France's welcome mat for refugees grows tattered

France has long taken pride in the welcome it offers to the world's political exiles. But with more than 2 million Frenchmen unemployed, the welcome mat is becoming increasingly threadbare.

Every day a stream of refugees seeks assistance at the Paris office of France Terre d'Asile, a private organization that in better economic times assumed much of the burden of providing exiles with housing and work.

Lately, the organization's harried caseworkers have only one answer for applicants: ''We have no jobs. We have no lodging.''

The refugees in the office's dark waiting room are among the thousands each year who take advantage of France's policy of providing sanctuary to victims of political and racial persecution.

The largest number - 110,000 - have come from Indochina. Many have fled from such countries as Poland, Chile, Turkey, and Ethiopia, as well as countries whose conflicts are less well known. For example, in the last year more than 10, 000 Tamils from Sri Lanka have been granted asylum because they face racial discrimination in their homeland.

Even in normal times, life can be difficult for new exiles in Paris. But refugee officials say that it has become much worse in the last two years because of France's economic recession. The refugees at France Terre d'Asile testified to the hardships they face.

Tam, a Cambodian in his mid-20s, spoke sadly of Parisian life. It is not easy for him to enjoy this city of cafes, boutiques, and museums. After surviving five years of forced labor under the Pol Pot regime and watching most of his family die, he came to Paris to join a brother. Yet in half a year, he has found only one month's work, even though he is fluent in French.

Across the room, two Tamils described an even more difficult situation. They fled from Sri Lanka to Spain and then paid to be smuggled across the Pyrenees into France, where they received asylum. Unable to speak French, they have little hope of finding jobs. The $145 they receive from the government each month is barely enough to live on.

Some refugee officials said that because of unemployment, increasingly large numbers of refugees are depending on the government for long-term assistance.

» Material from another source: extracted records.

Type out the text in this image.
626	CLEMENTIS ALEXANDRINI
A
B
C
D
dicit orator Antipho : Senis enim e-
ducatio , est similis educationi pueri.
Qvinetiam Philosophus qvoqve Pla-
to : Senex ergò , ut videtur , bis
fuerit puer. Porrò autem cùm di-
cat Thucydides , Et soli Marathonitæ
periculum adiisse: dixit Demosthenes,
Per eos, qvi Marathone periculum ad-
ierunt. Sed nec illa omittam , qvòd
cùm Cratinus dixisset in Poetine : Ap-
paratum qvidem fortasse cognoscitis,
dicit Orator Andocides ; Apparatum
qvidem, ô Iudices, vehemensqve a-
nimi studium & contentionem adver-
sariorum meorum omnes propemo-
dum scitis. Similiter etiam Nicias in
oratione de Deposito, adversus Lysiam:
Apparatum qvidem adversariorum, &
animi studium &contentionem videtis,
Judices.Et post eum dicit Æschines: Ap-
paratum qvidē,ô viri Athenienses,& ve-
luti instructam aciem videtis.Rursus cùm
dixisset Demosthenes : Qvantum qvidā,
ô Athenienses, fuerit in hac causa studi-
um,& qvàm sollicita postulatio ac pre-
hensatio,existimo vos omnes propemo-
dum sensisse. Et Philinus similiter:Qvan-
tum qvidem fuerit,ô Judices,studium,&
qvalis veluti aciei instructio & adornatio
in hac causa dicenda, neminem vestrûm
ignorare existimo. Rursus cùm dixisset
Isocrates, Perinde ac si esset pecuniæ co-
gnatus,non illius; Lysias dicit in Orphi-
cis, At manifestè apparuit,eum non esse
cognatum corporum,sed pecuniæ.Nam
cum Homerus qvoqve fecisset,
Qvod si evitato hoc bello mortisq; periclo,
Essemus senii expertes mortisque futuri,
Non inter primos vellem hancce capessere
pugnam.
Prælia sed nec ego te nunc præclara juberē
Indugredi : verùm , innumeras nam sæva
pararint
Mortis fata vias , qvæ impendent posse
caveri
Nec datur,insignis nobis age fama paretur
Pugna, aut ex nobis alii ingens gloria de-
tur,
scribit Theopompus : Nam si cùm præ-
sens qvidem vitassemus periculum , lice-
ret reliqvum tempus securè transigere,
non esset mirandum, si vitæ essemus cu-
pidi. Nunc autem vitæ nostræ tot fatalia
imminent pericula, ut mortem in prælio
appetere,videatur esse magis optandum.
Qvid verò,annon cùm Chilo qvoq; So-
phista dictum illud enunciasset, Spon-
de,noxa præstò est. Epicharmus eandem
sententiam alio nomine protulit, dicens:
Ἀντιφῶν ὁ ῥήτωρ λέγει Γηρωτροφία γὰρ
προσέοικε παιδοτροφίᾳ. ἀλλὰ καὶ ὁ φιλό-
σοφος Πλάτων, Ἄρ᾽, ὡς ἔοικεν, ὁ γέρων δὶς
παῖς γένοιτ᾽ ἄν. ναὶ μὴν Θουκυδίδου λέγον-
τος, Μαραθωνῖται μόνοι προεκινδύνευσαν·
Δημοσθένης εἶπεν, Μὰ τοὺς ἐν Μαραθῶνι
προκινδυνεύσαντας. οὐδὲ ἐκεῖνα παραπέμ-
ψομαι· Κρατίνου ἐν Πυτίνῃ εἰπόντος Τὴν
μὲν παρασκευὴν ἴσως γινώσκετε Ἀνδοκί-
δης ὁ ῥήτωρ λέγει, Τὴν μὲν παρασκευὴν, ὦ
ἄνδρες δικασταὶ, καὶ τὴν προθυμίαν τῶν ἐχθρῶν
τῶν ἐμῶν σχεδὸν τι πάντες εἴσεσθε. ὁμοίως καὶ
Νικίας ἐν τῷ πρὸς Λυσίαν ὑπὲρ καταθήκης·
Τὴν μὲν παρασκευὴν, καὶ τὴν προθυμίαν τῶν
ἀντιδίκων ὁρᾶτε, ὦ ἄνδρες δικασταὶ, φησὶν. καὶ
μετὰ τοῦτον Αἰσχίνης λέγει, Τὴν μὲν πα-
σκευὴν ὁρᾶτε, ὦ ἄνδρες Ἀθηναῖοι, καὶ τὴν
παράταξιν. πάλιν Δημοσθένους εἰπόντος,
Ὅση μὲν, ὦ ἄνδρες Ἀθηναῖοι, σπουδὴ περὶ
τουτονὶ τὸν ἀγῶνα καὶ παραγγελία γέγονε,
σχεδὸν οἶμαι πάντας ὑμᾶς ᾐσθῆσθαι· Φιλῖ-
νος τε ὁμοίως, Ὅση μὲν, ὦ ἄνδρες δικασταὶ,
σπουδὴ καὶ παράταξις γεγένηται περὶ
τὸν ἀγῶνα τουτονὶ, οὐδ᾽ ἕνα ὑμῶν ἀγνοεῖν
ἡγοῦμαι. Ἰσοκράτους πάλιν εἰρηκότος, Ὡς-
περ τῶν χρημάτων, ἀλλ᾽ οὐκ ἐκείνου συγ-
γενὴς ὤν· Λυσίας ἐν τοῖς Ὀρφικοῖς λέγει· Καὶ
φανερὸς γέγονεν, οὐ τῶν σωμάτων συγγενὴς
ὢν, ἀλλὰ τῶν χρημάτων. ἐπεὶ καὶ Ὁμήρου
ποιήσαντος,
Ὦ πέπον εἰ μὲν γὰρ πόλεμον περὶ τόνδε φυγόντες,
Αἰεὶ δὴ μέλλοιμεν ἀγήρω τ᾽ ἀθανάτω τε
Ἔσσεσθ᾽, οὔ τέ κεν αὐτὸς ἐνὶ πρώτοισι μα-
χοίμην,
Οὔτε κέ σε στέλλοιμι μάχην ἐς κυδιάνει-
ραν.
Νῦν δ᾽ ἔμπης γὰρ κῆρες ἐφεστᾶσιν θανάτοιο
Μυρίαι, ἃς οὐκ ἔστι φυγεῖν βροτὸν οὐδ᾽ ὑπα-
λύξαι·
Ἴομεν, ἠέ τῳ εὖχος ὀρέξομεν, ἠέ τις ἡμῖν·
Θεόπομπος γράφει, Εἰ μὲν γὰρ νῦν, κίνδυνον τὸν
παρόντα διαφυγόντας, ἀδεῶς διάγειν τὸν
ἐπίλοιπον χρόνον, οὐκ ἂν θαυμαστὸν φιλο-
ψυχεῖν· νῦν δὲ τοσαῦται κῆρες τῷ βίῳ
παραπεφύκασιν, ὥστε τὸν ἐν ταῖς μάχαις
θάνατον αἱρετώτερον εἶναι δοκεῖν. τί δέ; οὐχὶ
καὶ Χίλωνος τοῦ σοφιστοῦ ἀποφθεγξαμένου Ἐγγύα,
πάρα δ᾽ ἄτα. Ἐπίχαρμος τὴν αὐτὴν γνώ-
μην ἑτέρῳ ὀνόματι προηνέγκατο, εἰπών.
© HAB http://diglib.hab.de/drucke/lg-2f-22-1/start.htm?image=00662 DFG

One official of the Service Sociale d'Aide aux Emigrants, the government agency that assists refugees, said that because of this problem, he believed France's liberal refugee policy ''cannot continue in the same way.''

Indeed, government and private agency officials point to a shift in policy toward Indochinese refugees as a sign that the government may have decided to slow down refugee admissions.

In July 1981, President Francois Mitterrand announced that quotas for Indochinese admissions would be doubled to 1,000 a month. Along with other announced changes in policy affecting the Indochinese, it was expected that 18, 000 refugees would be allowed into France by July 1982.

In fact, only 13,000 have been admitted. French Foreign Ministry officials attribute the slowdown to the unemployment problem that refugees are facing and say that all 18,000 eventually would come to France.

But other refugee specialists see the slowdown as a significant tempering of ideals, even though Indochinese admissions still increased overall. They say they expect this shift to be a precursor to eventual cutbacks in Indochinese immigration.

Despite the talk of specific cutbacks, French government officials insist firmly that the basic policy of offering asylum to political exiles will remain unchanged.

It is a matter of great pride that France is often the country of last resort for refugees, particularly at a time when other countries are closing their borders.

Both government and private refugee officials spoke critically of Reagan administration and congressional efforts to reduce refugee admissions into the United States.

Many said they believe that France's economic problems are more severe than those of the United States and that the American government is overreacting in restricting the refugee flow.